Tuesday, February 8, 2011

The Morning of Meals

Saturday morning, Percy had make plans for breakfast. Since I had the car, he reluctantly invited me along. By which I mean, I got to come to breakfast with Percy and one of his friends. I immediately fell in love with her. She was a spunky lady who entertained Percy and me with gossip from the town. We broke our fast at Eat'n Park. I had never been to such a place before, and it seemed, as Percy said, comparable to Shoney's. Steelers merchandise dominated the front of the restaurant and adorned every table. In fact, the sub-theme of the weekend, from decorations to conversations to songs on the radio, was the Steelers.

I knew I was in a small town almost right away. Percy said something to the waitress, and she responded, "I remember you!" We ate and chatted our way through the breakfast buffet. By the time we dropped Percy's friend off after breakfast, she told me to come back and visit -- without him!

After breakfast, Percy had scheduled... lunch. We got out of the car and walked into the Orchard to the smell of pizza. I was pretty much the opposite of hungry, which was a shame, because it was some of the best pizza I'd ever eaten : whole wheat dough, ground turkey, onion and garlic. Two of Percy's friends had lunch with us, both people about whom I had heard stories. I was meeting legends!

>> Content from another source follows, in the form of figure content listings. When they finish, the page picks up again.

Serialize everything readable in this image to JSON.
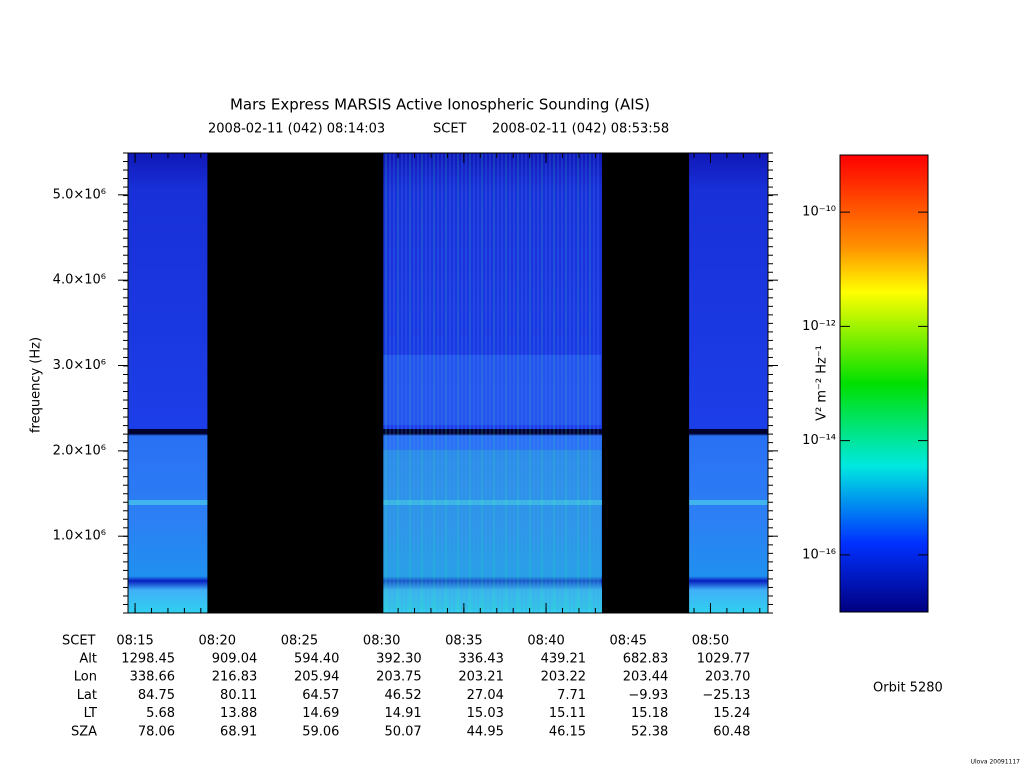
{
  "chart_data": {
    "type": "spectrogram",
    "title": "Mars Express MARSIS Active Ionospheric Sounding (AIS)",
    "time_start": "2008-02-11 (042) 08:14:03",
    "time_system": "SCET",
    "time_end": "2008-02-11 (042) 08:53:58",
    "y_label": "frequency (Hz)",
    "xlim": [
      494.57,
      533.5
    ],
    "xticks": [
      {
        "value": 495,
        "label": "08:15"
      },
      {
        "value": 500,
        "label": "08:20"
      },
      {
        "value": 505,
        "label": "08:25"
      },
      {
        "value": 510,
        "label": "08:30"
      },
      {
        "value": 515,
        "label": "08:35"
      },
      {
        "value": 520,
        "label": "08:40"
      },
      {
        "value": 525,
        "label": "08:45"
      },
      {
        "value": 530,
        "label": "08:50"
      }
    ],
    "ylim": [
      100000,
      5490000
    ],
    "yticks": [
      {
        "value": 1000000,
        "label": "1.0×10⁶"
      },
      {
        "value": 2000000,
        "label": "2.0×10⁶"
      },
      {
        "value": 3000000,
        "label": "3.0×10⁶"
      },
      {
        "value": 4000000,
        "label": "4.0×10⁶"
      },
      {
        "value": 5000000,
        "label": "5.0×10⁶"
      }
    ],
    "data_gaps": [
      {
        "start": 499.4,
        "end": 510.1
      },
      {
        "start": 523.4,
        "end": 528.7
      }
    ],
    "colorbar": {
      "label": "V² m⁻² Hz⁻¹",
      "log": true,
      "lim": [
        1e-17,
        1e-09
      ],
      "ticks": [
        {
          "value": 1e-10,
          "label": "10⁻¹⁰"
        },
        {
          "value": 1e-12,
          "label": "10⁻¹²"
        },
        {
          "value": 1e-14,
          "label": "10⁻¹⁴"
        },
        {
          "value": 1e-16,
          "label": "10⁻¹⁶"
        }
      ]
    },
    "ephemeris": {
      "time_label": "SCET",
      "rows": [
        {
          "label": "Alt",
          "values": [
            "1298.45",
            "909.04",
            "594.40",
            "392.30",
            "336.43",
            "439.21",
            "682.83",
            "1029.77"
          ]
        },
        {
          "label": "Lon",
          "values": [
            "338.66",
            "216.83",
            "205.94",
            "203.75",
            "203.21",
            "203.22",
            "203.44",
            "203.70"
          ]
        },
        {
          "label": "Lat",
          "values": [
            "84.75",
            "80.11",
            "64.57",
            "46.52",
            "27.04",
            "7.71",
            "−9.93",
            "−25.13"
          ]
        },
        {
          "label": "LT",
          "values": [
            "5.68",
            "13.88",
            "14.69",
            "14.91",
            "15.03",
            "15.11",
            "15.18",
            "15.24"
          ]
        },
        {
          "label": "SZA",
          "values": [
            "78.06",
            "68.91",
            "59.06",
            "50.07",
            "44.95",
            "46.15",
            "52.38",
            "60.48"
          ]
        }
      ]
    },
    "orbit": "Orbit 5280",
    "footer": "Ulova 20091117"
  }
}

Sadly, I had only half an hour to eat (or, more pointedly, socialize) with them. Pretty soon to my departure time, the pastor of the Orchard walked in. My carefully planned timing went out the window. He asked about the school I was visiting, which led to conversations about religion (especially when I had to explain that, no, I wasn't going to be a pastor). As a result, he discovered I was Catholic and working with campus ministry.

He explained that they had bought the building from a Catholic church and had inherited much of the artwork. They had sold and given away much of it, but they still had a crucifix. "His people" did not like to see the body on the cross (they preferred the empty cross), but I might have a use for it. It took me a while to figure it out, but he was offering me the corpus from a crucifix. He was going to hang the cross in his church.

Besides this awkward offer, he sang Percy's praises, including a story of how he was "almost martyred" last year. When at last I had no choice but to pull myself from the conversation, I was running ten minutes late from my last-ditch, no-wiggle-room departure time.